Nonradiative decay dynamics of methyl-4-hydroxycinnamate and its hydrated complex revealed by picosecond pump–probe spectroscopy

Abstract

The lifetimes of methyl 4-hydroxycinnamate (OMpCA) and its mono-hydrated complex (OMpCA–H₂O) in the S₁ state have been measured by picosecond pump–probe spectroscopy in a supersonic beam. For OMpCA, the lifetime of the S₁–S₀ origin is 8–9 ps. On the other hand, the lifetime of the OMpCA–H₂O complex at the origin is 930 ps, which is ∼100 times longer than that of OMpCA. Furthermore, in the complex the S₁ lifetime shows rapid decrease at an energy of ∼200 cm⁻¹ above the origin and finally becomes as short as 9 ps at ∼500 cm⁻¹. Theoretical calculations with a symmetry-adapted cluster-configuration interaction (SAC-CI) method suggest that the observed lifetime behavior of the two species is described by nonradiative decay dynamics involving trans → cis isomerization.
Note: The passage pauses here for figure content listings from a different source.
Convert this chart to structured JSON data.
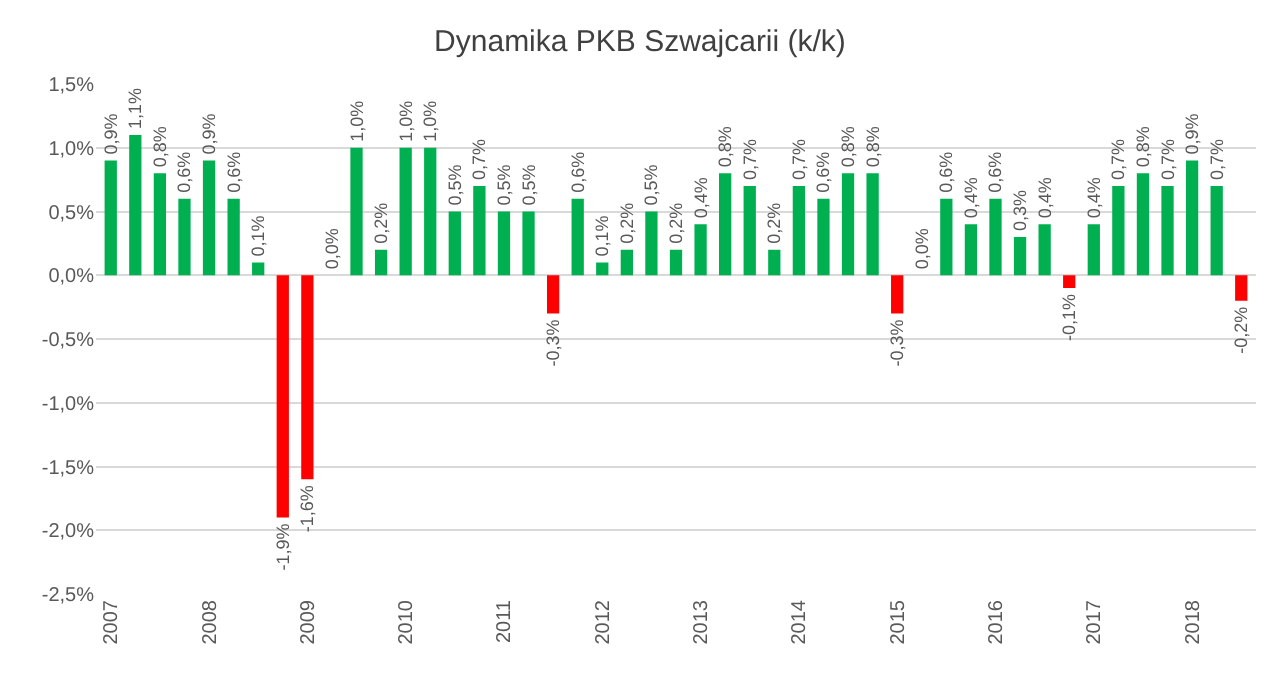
{
  "chart_data": {
    "type": "bar",
    "title": "Dynamika PKB Szwajcarii (k/k)",
    "categories": [
      "2007",
      null,
      null,
      null,
      "2008",
      null,
      null,
      null,
      "2009",
      null,
      null,
      null,
      "2010",
      null,
      null,
      null,
      "2011",
      null,
      null,
      null,
      "2012",
      null,
      null,
      null,
      "2013",
      null,
      null,
      null,
      "2014",
      null,
      null,
      null,
      "2015",
      null,
      null,
      null,
      "2016",
      null,
      null,
      null,
      "2017",
      null,
      null,
      null,
      "2018",
      null,
      null
    ],
    "values": [
      0.9,
      1.1,
      0.8,
      0.6,
      0.9,
      0.6,
      0.1,
      -1.9,
      -1.6,
      0.0,
      1.0,
      0.2,
      1.0,
      1.0,
      0.5,
      0.7,
      0.5,
      0.5,
      -0.3,
      0.6,
      0.1,
      0.2,
      0.5,
      0.2,
      0.4,
      0.8,
      0.7,
      0.2,
      0.7,
      0.6,
      0.8,
      0.8,
      -0.3,
      0.0,
      0.6,
      0.4,
      0.6,
      0.3,
      0.4,
      -0.1,
      0.4,
      0.7,
      0.8,
      0.7,
      0.9,
      0.7,
      -0.2
    ],
    "value_labels": [
      "0,9%",
      "1,1%",
      "0,8%",
      "0,6%",
      "0,9%",
      "0,6%",
      "0,1%",
      "-1,9%",
      "-1,6%",
      "0,0%",
      "1,0%",
      "0,2%",
      "1,0%",
      "1,0%",
      "0,5%",
      "0,7%",
      "0,5%",
      "0,5%",
      "-0,3%",
      "0,6%",
      "0,1%",
      "0,2%",
      "0,5%",
      "0,2%",
      "0,4%",
      "0,8%",
      "0,7%",
      "0,2%",
      "0,7%",
      "0,6%",
      "0,8%",
      "0,8%",
      "-0,3%",
      "0,0%",
      "0,6%",
      "0,4%",
      "0,6%",
      "0,3%",
      "0,4%",
      "-0,1%",
      "0,4%",
      "0,7%",
      "0,8%",
      "0,7%",
      "0,9%",
      "0,7%",
      "-0,2%"
    ],
    "colors": [
      "#00b050",
      "#00b050",
      "#00b050",
      "#00b050",
      "#00b050",
      "#00b050",
      "#00b050",
      "#ff0000",
      "#ff0000",
      "#00b050",
      "#00b050",
      "#00b050",
      "#00b050",
      "#00b050",
      "#00b050",
      "#00b050",
      "#00b050",
      "#00b050",
      "#ff0000",
      "#00b050",
      "#00b050",
      "#00b050",
      "#00b050",
      "#00b050",
      "#00b050",
      "#00b050",
      "#00b050",
      "#00b050",
      "#00b050",
      "#00b050",
      "#00b050",
      "#00b050",
      "#ff0000",
      "#00b050",
      "#00b050",
      "#00b050",
      "#00b050",
      "#00b050",
      "#00b050",
      "#ff0000",
      "#00b050",
      "#00b050",
      "#00b050",
      "#00b050",
      "#00b050",
      "#00b050",
      "#ff0000"
    ],
    "ylim": [
      -2.5,
      1.5
    ],
    "yticks": [
      {
        "value": -2.5,
        "label": "-2,5%"
      },
      {
        "value": -2,
        "label": "-2,0%"
      },
      {
        "value": -1.5,
        "label": "-1,5%"
      },
      {
        "value": -1,
        "label": "-1,0%"
      },
      {
        "value": -0.5,
        "label": "-0,5%"
      },
      {
        "value": 0,
        "label": "0,0%"
      },
      {
        "value": 0.5,
        "label": "0,5%"
      },
      {
        "value": 1,
        "label": "1,0%"
      },
      {
        "value": 1.5,
        "label": "1,5%"
      }
    ],
    "grid": "y"
  }
}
That is both OMpCA and OMpCA–H₂O in the S₁ state decay due to the trans → cis isomerization, and the large difference of the lifetimes between them is due to the difference of the isomerization potential energy curve. In OMpCA, the trans → cis isomerization occurs smoothly without a barrier on the S₁ surface, while in the OMpCA–H₂O complex, there exists a barrier along the isomerization coordinate. The calculated barrier height of OMpCA–H₂O is in good agreement with that observed experimentally.